Outrageous!” exclaimed many people here at the University as our Board of Regents announced last Monday that they would not abide by Minnesota’s “sunshine” open meeting law. Days later, the board announced Robert Bruininks as the “final” candidate for University president. These actions signal that our University officials and regents are untouchable and their actions fly in the face of a set of guidelines that should be adhered to. Yet again, we should ask: Where is the public process? Why is the current process flawed? How far will our University go to break – indeed, trample – any code of ethics? We must do something to turn back the tide of the technocrats of this University – the power that resides in the Institute of Technology and Morrill Hall. When will faculty, staff and students realize that “research” equals only “hard sciences and technology,” and the rest is meaningless fluff, as far as the administration and the regents are concerned? As clearly articulated by the Board of Regents meeting on Oct. 11 and the Community Fund Drive, money is all that matters.

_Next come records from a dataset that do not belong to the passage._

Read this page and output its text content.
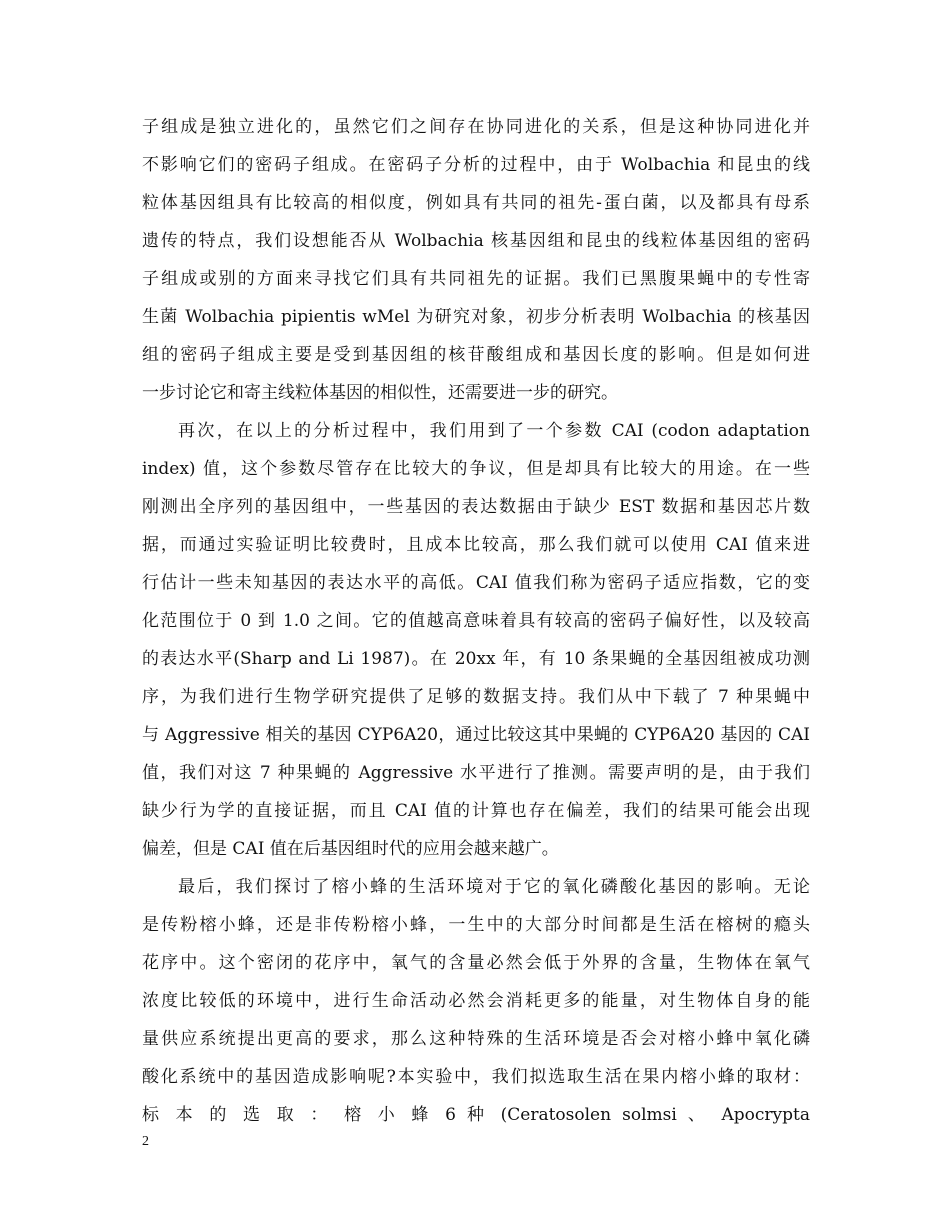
子组成是独立进化的，虽然它们之间存在协同进化的关系，但是这种协同进化并
不影响它们的密码子组成。在密码子分析的过程中，由于 Wolbachia 和昆虫的线
粒体基因组具有比较高的相似度，例如具有共同的祖先-蛋白菌，以及都具有母系
遗传的特点，我们设想能否从 Wolbachia 核基因组和昆虫的线粒体基因组的密码
子组成或别的方面来寻找它们具有共同祖先的证据。我们已黑腹果蝇中的专性寄
生菌 Wolbachia pipientis wMel 为研究对象，初步分析表明 Wolbachia 的核基因
组的密码子组成主要是受到基因组的核苷酸组成和基因长度的影响。但是如何进
一步讨论它和寄主线粒体基因的相似性，还需要进一步的研究。
再次，在以上的分析过程中，我们用到了一个参数 CAI (codon adaptation
index) 值，这个参数尽管存在比较大的争议，但是却具有比较大的用途。在一些
刚测出全序列的基因组中，一些基因的表达数据由于缺少 EST 数据和基因芯片数
据，而通过实验证明比较费时，且成本比较高，那么我们就可以使用 CAI 值来进
行估计一些未知基因的表达水平的高低。CAI 值我们称为密码子适应指数，它的变
化范围位于 0 到 1.0 之间。它的值越高意味着具有较高的密码子偏好性，以及较高
的表达水平(Sharp and Li 1987)。在 20xx 年，有 10 条果蝇的全基因组被成功测
序，为我们进行生物学研究提供了足够的数据支持。我们从中下载了 7 种果蝇中
与 Aggressive 相关的基因 CYP6A20，通过比较这其中果蝇的 CYP6A20 基因的 CAI
值，我们对这 7 种果蝇的 Aggressive 水平进行了推测。需要声明的是，由于我们
缺少行为学的直接证据，而且 CAI 值的计算也存在偏差，我们的结果可能会出现
偏差，但是 CAI 值在后基因组时代的应用会越来越广。
最后，我们探讨了榕小蜂的生活环境对于它的氧化磷酸化基因的影响。无论
是传粉榕小蜂，还是非传粉榕小蜂，一生中的大部分时间都是生活在榕树的瘾头
花序中。这个密闭的花序中，氧气的含量必然会低于外界的含量，生物体在氧气
浓度比较低的环境中，进行生命活动必然会消耗更多的能量，对生物体自身的能
量供应系统提出更高的要求，那么这种特殊的生活环境是否会对榕小蜂中氧化磷
酸化系统中的基因造成影响呢?本实验中，我们拟选取生活在果内榕小蜂的取材：
标 本 的 选 取 ： 榕 小 蜂 6 种 (Ceratosolen solmsi 、 Apocrypta
2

We would be smart not to give any more money to an institution that cares little about indigenous rights, the rights of “minority” students, and anyone whose work rests outside of the so-called “sciences.” Unfortunately, the recent use, study and definition of science come from empirical positivism and the work of Karl Popper, among others. Popper’s definition of science goes against the old definition of science as Germans saw it. The German word “verstehen” (to understand; interpret; see; know) shows science as a systematic body of knowledge about approaching the universe that can include, for example, both history and biology. But it is Popper’s narrow sense of the way in which we understand the universe that is most prevalent on university campuses today, despite efforts by scholars such as Paul K. Feyerabend, who critique empirical positivism. But so-called science, closely linked to greed – think rankings, money and “research” – has made the University do some pretty unethical things: decide to knock off Mount Graham for a flawed telescope project; genetically manipulate wild rice for profit; and patent essential medicines that makes them unaffordable to the rest of the world. Now they have bypassed state law and selected a president without public comment. The secret ways in which this public institution – supported by public dollars, including yours and mine and imbued with the mission to educate – conducts its business, needs to be stopped.

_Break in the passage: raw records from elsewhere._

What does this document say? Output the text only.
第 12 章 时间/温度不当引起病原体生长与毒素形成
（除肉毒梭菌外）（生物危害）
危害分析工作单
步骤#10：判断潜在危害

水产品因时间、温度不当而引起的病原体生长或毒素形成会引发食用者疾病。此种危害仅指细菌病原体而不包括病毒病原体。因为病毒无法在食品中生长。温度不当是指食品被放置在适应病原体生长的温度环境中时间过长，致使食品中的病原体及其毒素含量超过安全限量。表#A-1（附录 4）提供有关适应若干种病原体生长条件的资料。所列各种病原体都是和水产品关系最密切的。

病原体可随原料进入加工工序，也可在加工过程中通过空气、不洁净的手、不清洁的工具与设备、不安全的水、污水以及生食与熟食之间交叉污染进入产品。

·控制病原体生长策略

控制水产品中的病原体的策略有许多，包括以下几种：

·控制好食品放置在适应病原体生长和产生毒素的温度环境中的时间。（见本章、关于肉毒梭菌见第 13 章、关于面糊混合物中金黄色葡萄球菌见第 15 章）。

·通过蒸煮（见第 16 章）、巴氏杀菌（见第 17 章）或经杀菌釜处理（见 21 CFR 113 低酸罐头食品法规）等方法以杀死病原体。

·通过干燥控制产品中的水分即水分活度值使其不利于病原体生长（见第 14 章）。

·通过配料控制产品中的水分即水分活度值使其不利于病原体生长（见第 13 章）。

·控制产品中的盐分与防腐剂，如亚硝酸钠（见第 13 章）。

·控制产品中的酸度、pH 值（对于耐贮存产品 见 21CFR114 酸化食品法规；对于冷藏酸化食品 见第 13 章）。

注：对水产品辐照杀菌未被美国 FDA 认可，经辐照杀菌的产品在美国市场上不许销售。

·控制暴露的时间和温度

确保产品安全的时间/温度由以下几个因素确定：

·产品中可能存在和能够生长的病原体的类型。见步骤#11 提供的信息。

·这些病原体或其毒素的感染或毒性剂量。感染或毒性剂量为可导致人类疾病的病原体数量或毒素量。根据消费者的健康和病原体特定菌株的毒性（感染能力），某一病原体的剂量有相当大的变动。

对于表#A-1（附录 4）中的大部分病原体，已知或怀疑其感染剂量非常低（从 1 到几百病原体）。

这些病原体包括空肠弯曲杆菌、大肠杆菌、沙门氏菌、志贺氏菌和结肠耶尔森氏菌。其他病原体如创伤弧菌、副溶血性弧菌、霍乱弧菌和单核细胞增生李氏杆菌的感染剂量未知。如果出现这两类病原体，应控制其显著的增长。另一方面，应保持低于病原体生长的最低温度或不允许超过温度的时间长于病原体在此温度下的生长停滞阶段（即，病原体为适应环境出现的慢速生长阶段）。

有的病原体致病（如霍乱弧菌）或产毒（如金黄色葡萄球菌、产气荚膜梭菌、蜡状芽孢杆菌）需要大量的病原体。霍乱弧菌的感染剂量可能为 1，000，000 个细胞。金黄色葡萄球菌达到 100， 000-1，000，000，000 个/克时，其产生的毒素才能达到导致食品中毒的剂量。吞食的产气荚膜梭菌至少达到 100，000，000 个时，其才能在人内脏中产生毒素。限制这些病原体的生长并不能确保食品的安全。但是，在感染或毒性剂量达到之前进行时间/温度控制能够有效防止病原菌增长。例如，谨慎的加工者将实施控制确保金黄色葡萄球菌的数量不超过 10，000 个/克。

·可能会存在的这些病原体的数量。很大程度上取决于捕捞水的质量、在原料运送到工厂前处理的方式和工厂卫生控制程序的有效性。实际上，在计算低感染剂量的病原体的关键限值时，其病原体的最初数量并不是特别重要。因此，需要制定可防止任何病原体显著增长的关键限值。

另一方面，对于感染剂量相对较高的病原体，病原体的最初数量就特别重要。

What is clear is that a few individuals whose interests rarely rest with the vast majority of students often make these decisions. At this university, we should carefully watch and evaluate the actions and decisions of regents, administration and faculty members who make decisions based on money, but who disguise their efforts and work in terms of “research” and “knowledge-creation.” Many students are concerned about the general culture of the higher governing bodies of this place. At its core, this entire issue is a question of cultural values. This is no longer, at so many levels, an institution of public interest.
Universities should be places to question and reinvigorate and sometimes reinvent society. Are we doing this or manufacturing mental clones to work in the system rather than evaluate the principles and ethics the system runs by? We should live up to our land-grant status and provide for communities that surround the University. The University’s Extension Service, an embodiment of our land-grant status, should be a first priority. As stated by the University’s charter, “The object of the University shall be to provide the inhabitants of this territory with the means of acquiring a thorough knowledge of the various branches of literature, science and the arts.”
Recent decisions by University administrators and faculty have led me to believe that we have a long way to go if we want to truly educate our citizens. In other words, instead of fulfilling the dreams of faculty, perhaps we should adhere to the original goals of our land-grant status and attempt to educate all people.
But education without principle is not enough. And money is not a good enough principle to follow. How do we want to be educated? Do we want to continue the current educational system that perpetuates colonial ways of thinking, or will we create an education based on values, respect and honorable ways of living?
At some point, students will need to realize that tuition increases are not going to help them as students. (Expect to see another increase next year while we use public money to fight terrorism.) Remember, undergraduate tuition increased by 16 percent and then 13.8 percent, respectively, in the past two years. Then, ask yourself: What am I getting for my education? What services do I actually get? What do new buildings do for me? What reward do I reap because of the money professors and the University takes in? Then remember that our land-grant charter states, “Tuition in all of the departments shall be without charge to all students in the same, who are residents of the territory.”
The University, I have seen, is like any other corporation but more insidiously disguised in what is supposed to be the honorable pursuit of knowledge. Is the University growing on our breaking backs? Is greed taking over as the unspoken guiding principle?
This University wants to do things secretly at a high level that affect everyone in it. Indeed, this University’s actions impact entire communities and the entire state. The University writes history daily. As a public institution, the public should be involved. The public should not be closed out, nor should decisions be rushed just because it fits into the schedule of the regents or the administration. Principles should be followed. The public provides the checks and balances for what the regents do. But the Board of Regents seems like a runaway train inebriated by its unquestioned power.